In the current study, Marrugo's team looked at data from 50,588 patients treated at the Mass General Brigham health system from 2007 to 2022 for prediabetes. Half were excluded because of a rapid diagnosis of type 2 diabetes or gout, or because less than one year of data was missing. Of the approximately 25,000 remaining, the researchers identified 1,172 metformin users and 23,892 otherwise treated patients. Eighteen metformin users and 10,015 nonusers could not be matched by propensity, leaving 1,154 and 13,877, respectively, for analysis.
Approximately two-thirds of the participants were women, with an average age of 57 years. Just over 60% were white. The average body mass index was about 32; HbA1c averaged 6.0%. Participants who did not use metformin did not receive any other glucose-lowering medications. In both groups, 10%-12% took aspirin and about the same number took antihypertensive drugs.
Kaplan-Meier analysis covering 5 years of follow-up showed a difference in gout incidence between groups starting after just a few months. At 5 years, 30 metformin users (2.6%) developed gout compared with 546 (3.9%) nonusers (P=0.032 for trend). Most of those who developed gout were men.
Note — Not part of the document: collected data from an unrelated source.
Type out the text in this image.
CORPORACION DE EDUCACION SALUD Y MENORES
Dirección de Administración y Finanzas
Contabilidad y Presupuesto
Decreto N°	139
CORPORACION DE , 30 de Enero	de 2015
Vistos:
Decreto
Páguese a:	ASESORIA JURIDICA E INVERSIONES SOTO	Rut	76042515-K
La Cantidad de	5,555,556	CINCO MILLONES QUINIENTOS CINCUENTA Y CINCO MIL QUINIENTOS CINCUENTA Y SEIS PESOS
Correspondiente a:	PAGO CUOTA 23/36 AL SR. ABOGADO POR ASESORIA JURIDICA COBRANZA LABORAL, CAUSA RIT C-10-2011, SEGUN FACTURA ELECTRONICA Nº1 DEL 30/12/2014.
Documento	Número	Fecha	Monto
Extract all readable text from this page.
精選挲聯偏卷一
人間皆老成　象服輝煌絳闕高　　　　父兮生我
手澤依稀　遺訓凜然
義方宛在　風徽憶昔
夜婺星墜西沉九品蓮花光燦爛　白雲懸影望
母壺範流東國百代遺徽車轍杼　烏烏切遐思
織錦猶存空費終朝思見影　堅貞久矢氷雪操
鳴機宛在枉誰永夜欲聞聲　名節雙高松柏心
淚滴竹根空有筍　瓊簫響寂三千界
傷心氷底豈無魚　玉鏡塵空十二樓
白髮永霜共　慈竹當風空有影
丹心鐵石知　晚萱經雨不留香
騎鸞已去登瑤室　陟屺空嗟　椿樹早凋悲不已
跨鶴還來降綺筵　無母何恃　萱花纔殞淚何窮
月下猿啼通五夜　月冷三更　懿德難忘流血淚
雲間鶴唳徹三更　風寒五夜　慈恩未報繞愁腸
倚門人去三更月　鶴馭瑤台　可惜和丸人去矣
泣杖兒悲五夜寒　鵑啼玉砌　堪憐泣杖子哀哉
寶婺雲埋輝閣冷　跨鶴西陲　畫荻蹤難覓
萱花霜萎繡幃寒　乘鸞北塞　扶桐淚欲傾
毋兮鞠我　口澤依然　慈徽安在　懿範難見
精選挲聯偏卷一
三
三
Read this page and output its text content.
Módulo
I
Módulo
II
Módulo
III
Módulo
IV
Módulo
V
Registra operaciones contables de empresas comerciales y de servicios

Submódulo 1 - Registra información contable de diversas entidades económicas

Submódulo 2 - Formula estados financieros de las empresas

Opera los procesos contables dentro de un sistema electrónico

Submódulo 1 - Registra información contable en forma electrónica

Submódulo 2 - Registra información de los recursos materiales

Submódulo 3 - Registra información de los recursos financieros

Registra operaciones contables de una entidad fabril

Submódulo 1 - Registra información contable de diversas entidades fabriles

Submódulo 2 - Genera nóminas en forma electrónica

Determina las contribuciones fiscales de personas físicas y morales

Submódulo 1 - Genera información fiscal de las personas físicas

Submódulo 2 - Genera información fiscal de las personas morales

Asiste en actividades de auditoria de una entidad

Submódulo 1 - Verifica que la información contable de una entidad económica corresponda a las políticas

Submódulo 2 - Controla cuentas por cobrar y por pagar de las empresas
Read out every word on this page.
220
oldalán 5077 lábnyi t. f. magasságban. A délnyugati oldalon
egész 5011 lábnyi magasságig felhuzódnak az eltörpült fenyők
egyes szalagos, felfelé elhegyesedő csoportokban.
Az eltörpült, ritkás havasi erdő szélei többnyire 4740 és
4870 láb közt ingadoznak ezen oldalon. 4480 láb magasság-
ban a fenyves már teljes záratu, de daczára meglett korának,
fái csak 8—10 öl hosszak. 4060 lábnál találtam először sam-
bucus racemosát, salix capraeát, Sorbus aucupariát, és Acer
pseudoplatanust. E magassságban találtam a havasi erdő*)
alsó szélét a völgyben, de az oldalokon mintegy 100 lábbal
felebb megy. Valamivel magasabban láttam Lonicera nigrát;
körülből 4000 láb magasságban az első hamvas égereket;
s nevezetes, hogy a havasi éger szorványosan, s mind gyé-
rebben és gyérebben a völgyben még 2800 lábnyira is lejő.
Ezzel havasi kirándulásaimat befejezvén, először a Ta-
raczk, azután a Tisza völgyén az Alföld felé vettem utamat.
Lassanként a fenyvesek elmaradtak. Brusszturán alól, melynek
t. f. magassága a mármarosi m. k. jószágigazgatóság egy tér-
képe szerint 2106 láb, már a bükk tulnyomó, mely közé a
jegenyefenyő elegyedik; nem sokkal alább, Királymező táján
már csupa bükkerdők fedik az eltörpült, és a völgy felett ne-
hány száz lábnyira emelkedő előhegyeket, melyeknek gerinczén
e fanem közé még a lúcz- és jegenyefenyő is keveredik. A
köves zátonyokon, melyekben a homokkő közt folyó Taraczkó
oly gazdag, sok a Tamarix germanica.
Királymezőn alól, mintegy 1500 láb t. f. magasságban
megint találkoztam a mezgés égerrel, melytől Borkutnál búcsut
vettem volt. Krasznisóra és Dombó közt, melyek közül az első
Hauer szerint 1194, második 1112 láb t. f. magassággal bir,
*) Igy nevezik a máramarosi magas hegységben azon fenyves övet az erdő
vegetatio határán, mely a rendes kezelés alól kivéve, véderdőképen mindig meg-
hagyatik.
Serum uric acid levels were slightly lower in the metformin group, but not at a significant level (P=0.73); levels decreased over time in both groups at the same rate. The same went for CRP. As expected, metformin was effective in reducing HbA1c levels, with a reduction of 0.14 percentage points after one year.
Marrugo et al did not attempt to explain how metformin might reduce the risk of gout without overtly reducing uric acid levels, but noted that the drug lowers HbA1c and appears to cause some weight loss; these effects have previously been associated with a reduction in systemic inflammation (although no effect on CRP was found in the current study). In addition, the researchers noted that earlier studies showing the uric acid-lowering effect of gliflozin drugs were conducted in people with full-blown diabetes, whereas the new study looked only at people with less pronounced increases in HbA1c.
Limitations of the study include the preponderance of women in the sample, whereas gout primarily affects men. The retrospective, observational design and lack of data on lifestyle factors also mean that unaccounted for confounders could have influenced the results.